- Location within the Los Angeles metropolitan area Location within California Location within the United States

Restaurant information
- Established: August 18, 1995
- Owners: Dan Bradley Diego Velasco
- Food type: Soul food
- Location: 2920 Bristol St, Costa Mesa, CA 92626
- Coordinates: 33°40′37″N 117°53′12″W﻿ / ﻿33.6769°N 117.8866°W
- Website: www.memphiscafe.com

= Memphis Cafe =

Soul food restaurant in California

Memphis Cafe is a soul food restaurant and nightclub in Costa Mesa, California. It formerly operated a location in the Santora Building in Santa Ana, of which Gustavo Arellano of OC Weekly called "a pioneer in turning OC's county seat into a hipster mecca" and noted that it also helped launch the county's "cocktail revolution."

==Description==
The building in which Memphis Cafe is housed in was built in 1953 and was formerly a hole-in-the-wall called the King's Inn. The restaurant's menu combines American, Creole, and Southwestern cuisine, serving foods such as jambalaya, ribs, and mint juleps. Its signature dish is the catfish po' boy. The Costa Mesa location has a more homey, Southern vibe in comparison to the former Santa Ana location, which was more airy and modern with a larger menu. The Santa Ana location was notable in that, with its popularity, it helped spur an increase of hipster, chef-driven concepts in Orange County in the 2010s.
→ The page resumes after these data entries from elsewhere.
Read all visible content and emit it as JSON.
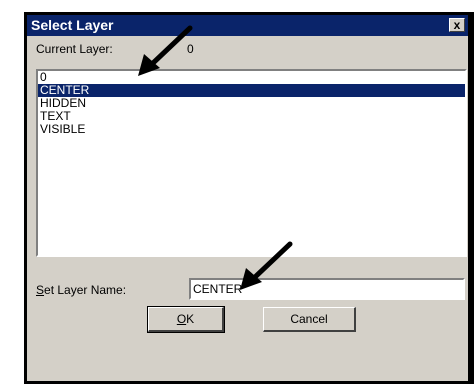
{
  "dialog": {
    "title": "Select Layer",
    "close_glyph": "x"
  },
  "current_layer": {
    "label": "Current Layer:",
    "value": "0"
  },
  "layer_list": {
    "items": [
      "0",
      "CENTER",
      "HIDDEN",
      "TEXT",
      "VISIBLE"
    ],
    "selected": "CENTER"
  },
  "set_layer": {
    "label_accel": "S",
    "label_rest": "et Layer Name:",
    "value": "CENTER"
  },
  "buttons": {
    "ok_accel": "O",
    "ok_rest": "K",
    "cancel": "Cancel"
  },
  "colors": {
    "titlebar": "#0a246a",
    "dialog_bg": "#d4d0c8",
    "selection": "#0a246a",
    "arrow": "#000000"
  },
  "icons": {
    "close": "close-icon",
    "pointer": "arrow-pointer-icon"
  }
}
The nightclub initially played live music such as soul and rockabilly, but switched to a DJ format in 1998.

==History==
Memphis Cafe was opened on August 18, 1995, by Dan Bradley, Diego Velasco, and Andy Christenson. The trio met while working at the defunct Renaissance Café in Brea; Christenson eventually left the group in 2003 to focus on real estate. They had initially borrowed $50,000 to start the restaurant. They were assisted by the opening of The LAB Anti-Mall that same year, which attracted their target of indies and hipsters. In 2002, a second Memphis Cafe location was opened at the Santora Building in Santa Ana; it closed in 2014, with Bradley and Velasco stating that they wanted to reduce their portfolio to spend more time with their family. In 2015, OC Weekly named Memphis Cafe at the top of their "20 Most Important Orange County Restaurants of the Past 20 Years."